Cyber Resilience ActStackable in Expertengruppe berufen

Der Cyber Resilience Act ist die erste europäische Verordnung, die ein Mindestmaß an Cybersicherheit für Hard- und Software-Produkte festlegt.
(Bildquelle: Guillaume Périgois/Unsplash)
Das junge Tech-Unternehmen Stackable aus Wedel ist nun Teil einer ausgewählten Expertengruppe, welche die Europäische Kommission im Rahmen des Cyber Resilience Acts berät. Die Verordnung soll die Cybersicherheit im europäischen Binnenmarkt stärken und wird von 25 Organisationen unterstützt.

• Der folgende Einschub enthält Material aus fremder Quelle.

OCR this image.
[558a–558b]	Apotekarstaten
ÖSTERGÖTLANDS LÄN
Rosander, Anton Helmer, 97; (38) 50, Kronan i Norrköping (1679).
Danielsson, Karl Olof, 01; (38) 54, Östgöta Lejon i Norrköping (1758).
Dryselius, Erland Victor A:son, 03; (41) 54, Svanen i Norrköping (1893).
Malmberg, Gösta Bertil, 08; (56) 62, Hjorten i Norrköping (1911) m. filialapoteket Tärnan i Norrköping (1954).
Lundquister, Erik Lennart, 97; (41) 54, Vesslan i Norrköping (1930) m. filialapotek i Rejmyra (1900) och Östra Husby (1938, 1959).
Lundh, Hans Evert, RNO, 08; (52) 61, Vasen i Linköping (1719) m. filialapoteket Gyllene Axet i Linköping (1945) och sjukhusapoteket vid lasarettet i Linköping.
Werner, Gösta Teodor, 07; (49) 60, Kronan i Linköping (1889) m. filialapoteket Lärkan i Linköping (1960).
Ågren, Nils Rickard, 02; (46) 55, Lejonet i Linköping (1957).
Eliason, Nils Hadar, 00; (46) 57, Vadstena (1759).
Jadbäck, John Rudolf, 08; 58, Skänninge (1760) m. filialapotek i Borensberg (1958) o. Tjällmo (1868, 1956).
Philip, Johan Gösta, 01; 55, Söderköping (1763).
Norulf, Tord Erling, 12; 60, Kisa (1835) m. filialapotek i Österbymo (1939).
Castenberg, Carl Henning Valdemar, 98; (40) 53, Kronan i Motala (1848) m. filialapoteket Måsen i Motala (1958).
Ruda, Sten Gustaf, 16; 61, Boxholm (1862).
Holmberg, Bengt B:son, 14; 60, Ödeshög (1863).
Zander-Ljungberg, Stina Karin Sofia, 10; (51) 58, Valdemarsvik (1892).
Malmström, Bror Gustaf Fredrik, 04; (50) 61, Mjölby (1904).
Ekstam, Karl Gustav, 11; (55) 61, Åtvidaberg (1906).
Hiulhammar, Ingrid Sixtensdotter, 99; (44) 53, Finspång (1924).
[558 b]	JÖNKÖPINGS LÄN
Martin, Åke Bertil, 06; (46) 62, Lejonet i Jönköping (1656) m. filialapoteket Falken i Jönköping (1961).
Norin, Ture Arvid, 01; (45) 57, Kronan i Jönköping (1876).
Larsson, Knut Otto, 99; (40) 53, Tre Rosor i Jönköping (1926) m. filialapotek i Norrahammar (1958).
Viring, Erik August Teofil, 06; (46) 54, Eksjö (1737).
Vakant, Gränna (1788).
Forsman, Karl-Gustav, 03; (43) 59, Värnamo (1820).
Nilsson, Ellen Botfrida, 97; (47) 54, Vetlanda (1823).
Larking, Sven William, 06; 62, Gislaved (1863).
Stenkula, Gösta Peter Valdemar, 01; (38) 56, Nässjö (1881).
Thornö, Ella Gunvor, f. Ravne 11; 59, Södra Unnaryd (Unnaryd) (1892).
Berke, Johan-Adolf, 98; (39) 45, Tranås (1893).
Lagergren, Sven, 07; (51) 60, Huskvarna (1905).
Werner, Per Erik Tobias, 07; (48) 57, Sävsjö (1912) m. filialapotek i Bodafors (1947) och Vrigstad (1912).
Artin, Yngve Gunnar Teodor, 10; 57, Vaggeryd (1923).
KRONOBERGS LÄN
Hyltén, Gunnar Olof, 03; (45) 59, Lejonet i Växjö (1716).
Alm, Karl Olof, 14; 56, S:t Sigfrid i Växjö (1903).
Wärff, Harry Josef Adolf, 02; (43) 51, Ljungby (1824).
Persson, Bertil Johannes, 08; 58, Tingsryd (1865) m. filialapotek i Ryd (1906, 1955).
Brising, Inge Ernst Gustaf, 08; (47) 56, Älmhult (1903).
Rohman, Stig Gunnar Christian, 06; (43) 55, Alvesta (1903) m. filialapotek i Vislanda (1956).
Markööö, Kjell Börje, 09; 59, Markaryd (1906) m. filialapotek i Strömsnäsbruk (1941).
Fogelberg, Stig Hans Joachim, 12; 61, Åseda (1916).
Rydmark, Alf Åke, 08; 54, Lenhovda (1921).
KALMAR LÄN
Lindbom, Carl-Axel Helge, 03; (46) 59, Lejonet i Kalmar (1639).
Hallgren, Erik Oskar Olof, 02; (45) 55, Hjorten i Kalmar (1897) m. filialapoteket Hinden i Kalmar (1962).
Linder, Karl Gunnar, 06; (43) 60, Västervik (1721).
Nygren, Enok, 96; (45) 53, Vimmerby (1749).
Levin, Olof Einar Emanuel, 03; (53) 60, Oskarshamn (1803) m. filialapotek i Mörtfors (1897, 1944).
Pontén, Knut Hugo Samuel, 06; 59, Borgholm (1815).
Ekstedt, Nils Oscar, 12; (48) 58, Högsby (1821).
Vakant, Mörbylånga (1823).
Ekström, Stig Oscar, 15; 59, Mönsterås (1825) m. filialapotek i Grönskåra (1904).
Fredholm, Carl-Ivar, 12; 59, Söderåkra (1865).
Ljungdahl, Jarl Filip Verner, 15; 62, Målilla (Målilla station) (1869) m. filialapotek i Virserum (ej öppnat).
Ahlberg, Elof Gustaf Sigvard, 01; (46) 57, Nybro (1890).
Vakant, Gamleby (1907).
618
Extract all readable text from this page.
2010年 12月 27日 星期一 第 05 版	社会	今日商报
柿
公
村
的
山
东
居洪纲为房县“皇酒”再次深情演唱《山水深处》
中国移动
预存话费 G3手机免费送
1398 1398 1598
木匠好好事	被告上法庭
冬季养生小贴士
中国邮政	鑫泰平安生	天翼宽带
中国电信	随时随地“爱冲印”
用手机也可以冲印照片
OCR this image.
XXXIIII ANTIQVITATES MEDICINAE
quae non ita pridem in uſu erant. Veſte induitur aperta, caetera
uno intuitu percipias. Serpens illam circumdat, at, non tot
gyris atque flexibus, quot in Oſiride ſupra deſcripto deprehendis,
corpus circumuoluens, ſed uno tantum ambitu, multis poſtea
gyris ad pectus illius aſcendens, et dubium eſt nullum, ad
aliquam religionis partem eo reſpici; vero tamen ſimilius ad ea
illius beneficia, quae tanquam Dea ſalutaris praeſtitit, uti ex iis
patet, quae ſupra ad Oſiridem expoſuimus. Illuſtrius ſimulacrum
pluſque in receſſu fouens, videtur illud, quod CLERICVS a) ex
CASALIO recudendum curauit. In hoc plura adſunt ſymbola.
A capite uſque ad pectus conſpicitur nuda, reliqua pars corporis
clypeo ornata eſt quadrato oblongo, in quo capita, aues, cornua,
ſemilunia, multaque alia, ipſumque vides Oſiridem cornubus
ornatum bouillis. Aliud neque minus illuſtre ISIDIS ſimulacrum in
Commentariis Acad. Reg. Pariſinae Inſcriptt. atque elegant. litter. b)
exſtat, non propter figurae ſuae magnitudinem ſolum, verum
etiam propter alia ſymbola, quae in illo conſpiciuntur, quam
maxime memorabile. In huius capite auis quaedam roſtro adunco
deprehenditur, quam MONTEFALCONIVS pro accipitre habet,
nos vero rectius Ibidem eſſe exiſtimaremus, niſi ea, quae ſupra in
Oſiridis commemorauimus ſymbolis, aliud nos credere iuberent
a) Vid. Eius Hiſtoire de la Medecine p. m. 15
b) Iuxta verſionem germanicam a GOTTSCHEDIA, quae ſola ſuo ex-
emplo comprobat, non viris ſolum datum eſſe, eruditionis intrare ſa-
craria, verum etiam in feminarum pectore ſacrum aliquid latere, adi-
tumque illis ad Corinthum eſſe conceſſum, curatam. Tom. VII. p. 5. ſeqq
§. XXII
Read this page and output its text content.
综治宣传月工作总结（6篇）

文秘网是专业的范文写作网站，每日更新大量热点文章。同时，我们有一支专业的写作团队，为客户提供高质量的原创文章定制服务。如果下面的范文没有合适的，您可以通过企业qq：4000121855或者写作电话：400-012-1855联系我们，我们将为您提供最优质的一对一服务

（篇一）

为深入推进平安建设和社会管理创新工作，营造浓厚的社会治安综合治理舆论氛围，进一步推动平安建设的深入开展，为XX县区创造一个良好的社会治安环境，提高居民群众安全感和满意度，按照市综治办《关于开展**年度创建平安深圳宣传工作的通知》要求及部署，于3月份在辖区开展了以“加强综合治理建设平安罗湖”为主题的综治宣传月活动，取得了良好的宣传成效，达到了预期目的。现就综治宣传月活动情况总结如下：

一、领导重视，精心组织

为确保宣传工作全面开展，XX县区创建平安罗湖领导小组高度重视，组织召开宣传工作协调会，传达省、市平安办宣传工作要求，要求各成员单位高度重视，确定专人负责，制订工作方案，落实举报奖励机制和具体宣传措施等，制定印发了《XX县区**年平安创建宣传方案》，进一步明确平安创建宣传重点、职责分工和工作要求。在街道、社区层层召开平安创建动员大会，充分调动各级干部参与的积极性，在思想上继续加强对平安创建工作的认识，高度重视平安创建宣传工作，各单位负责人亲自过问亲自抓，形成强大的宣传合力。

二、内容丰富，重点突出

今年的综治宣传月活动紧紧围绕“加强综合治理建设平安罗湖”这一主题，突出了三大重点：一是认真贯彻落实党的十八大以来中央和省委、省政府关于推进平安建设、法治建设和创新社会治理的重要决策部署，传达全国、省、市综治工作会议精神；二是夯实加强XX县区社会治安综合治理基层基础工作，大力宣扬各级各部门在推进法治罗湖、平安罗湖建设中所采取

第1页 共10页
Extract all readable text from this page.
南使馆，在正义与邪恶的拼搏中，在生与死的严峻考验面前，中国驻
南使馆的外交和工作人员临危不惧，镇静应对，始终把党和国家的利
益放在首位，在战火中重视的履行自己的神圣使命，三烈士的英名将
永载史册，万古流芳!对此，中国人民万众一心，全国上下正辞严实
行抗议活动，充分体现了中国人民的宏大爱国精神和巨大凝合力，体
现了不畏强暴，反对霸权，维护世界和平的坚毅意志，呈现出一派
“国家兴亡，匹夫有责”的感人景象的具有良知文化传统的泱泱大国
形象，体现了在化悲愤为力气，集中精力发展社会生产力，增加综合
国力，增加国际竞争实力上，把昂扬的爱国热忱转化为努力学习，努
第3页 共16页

Neben Stackable – Entwickler und Dienstleister einer Open-Source-Datenplattform – gehören auf kommerzieller Seite vor allem globale Konzerne der Gruppe an, darunter Microsoft, Siemens und Cisco Systems, aber auch die Apache Software und die Eclipse Foundation mit starkem Open-Source-Hintergrund.
Der Cyber Resilience Act verpflichtet Entwickler, Vertreiber und Importeure von vernetzter Soft- oder Hardware dazu, Sicherheitsstandards über den gesamten Lebenszyklus ihrer Produkte hinweg sicherzustellen. Dazu gehören etwa regelmäßige Sicherheitsupdates und Kontrollmechanismen. Die Verordnung trat im Dezember 2024 in Kraft, eine Übergangsfrist läuft bis Dezember 2027. Die Expertengruppe soll die EU-Kommission mit Fachwissen unterstützen und unter anderem bei der Erstellung von Programmen sowie der Umsetzung von Rechtsvorschriften und politischen Initiativen zum Thema Cybersicherheit beraten.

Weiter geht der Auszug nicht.